Whilst investigating a performance issue on an Oracle 10.2.0.5 database running on Solaris 10, I had to do a little digging to discover exactly how asynchronous I/O is implemented within Oracle when the database is using the UFS filesystem.
It was not as straightforward as i thought, because I had to start from the beginning and not trust any current Oracle settings.
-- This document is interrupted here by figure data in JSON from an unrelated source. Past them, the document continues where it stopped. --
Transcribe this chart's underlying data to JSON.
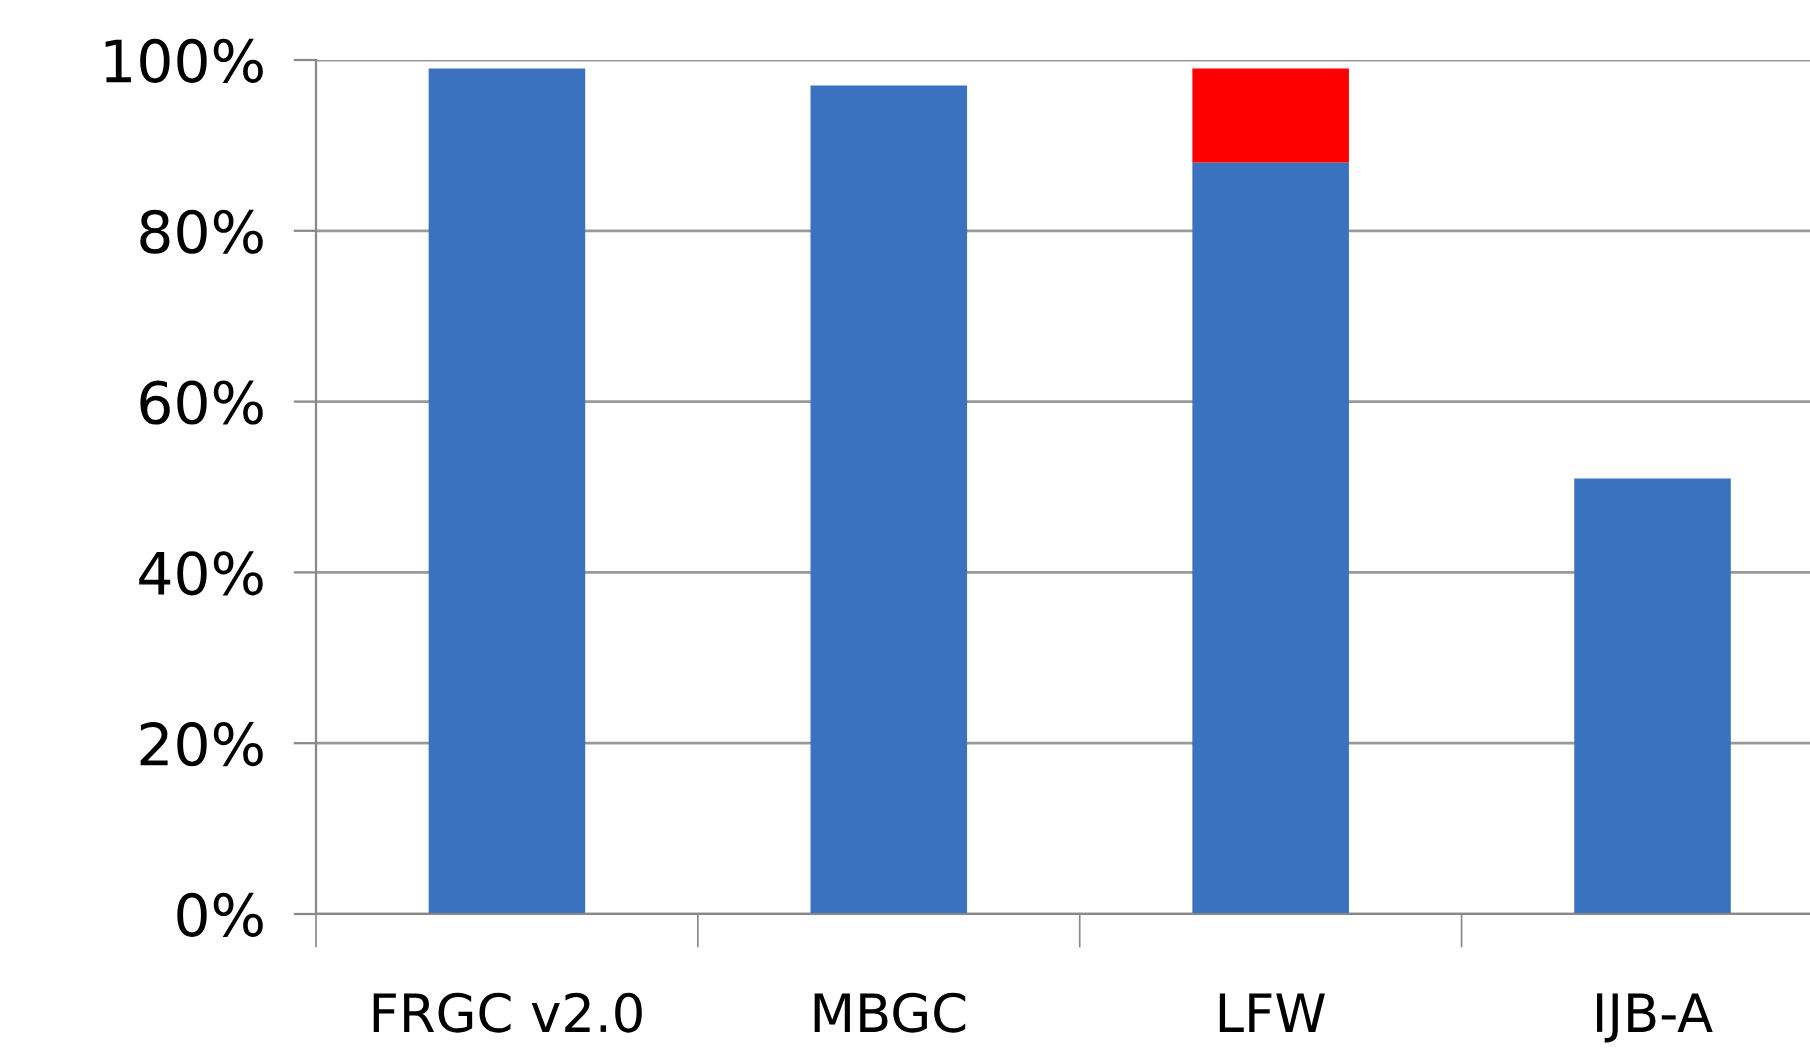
{
  "chart_data": {
    "type": "bar",
    "stacked": true,
    "categories": [
      "FRGC v2.0",
      "MBGC",
      "LFW",
      "IJB-A"
    ],
    "series": [
      {
        "color": "#3a72bf",
        "values": [
          99,
          97,
          88,
          51
        ]
      },
      {
        "color": "#ff0000",
        "values": [
          null,
          null,
          11,
          null
        ]
      }
    ],
    "ylim": [
      0,
      100
    ],
    "yticks": [
      {
        "value": 0,
        "label": "0%"
      },
      {
        "value": 20,
        "label": "20%"
      },
      {
        "value": 40,
        "label": "40%"
      },
      {
        "value": 60,
        "label": "60%"
      },
      {
        "value": 80,
        "label": "80%"
      },
      {
        "value": 100,
        "label": "100%"
      }
    ],
    "grid": "y"
  }
}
For example, FILESYSTEMIO_OPTIONS was set to “ASYNCH” in the spfile.
This would normally indicate that a DBA has specifically determined that ASYNCH I/O is possible and that they do not want to use DIRECTIO (or concurrent I/O).
Yet, reading the SAP notes, you would think that this is a moot point.
SAP note 830576 “Parameter recommendations for Oracle 10g” v227 clearly states that Oracle 10.2 on Solaris with UFS filesystems, supports asynchronous I/O, so therefore set the FILESYSTEMIO_OPTIONS to “SETALL”.
However, if you have access to “My Oracle Support” you can check Oracle document “SOLARIS: Asynchronous I/O (AIO) on Solaris (SPARC) servers (Doc ID 48769.1)” which explains that, in Solaris with UFS, Oracle does not actually perform asynchronous I/O at the kernel (Solaris) level. Instead, Solaris simulates AIO by performing parallel writes (calls pwrite() ) but to Oracle it still looks and feels like KAIO.
So, the details in the SAP note are not exactly accurate. AIO is not supported in Solaris, but is simulated. Also, the simulation is just issuing more parallel I/O requests.
If your disk sub-system is slow, it’s still going to be slow, but Oracle writes might be slightly faster if you handle/tune for more parallel requests at the storage layer.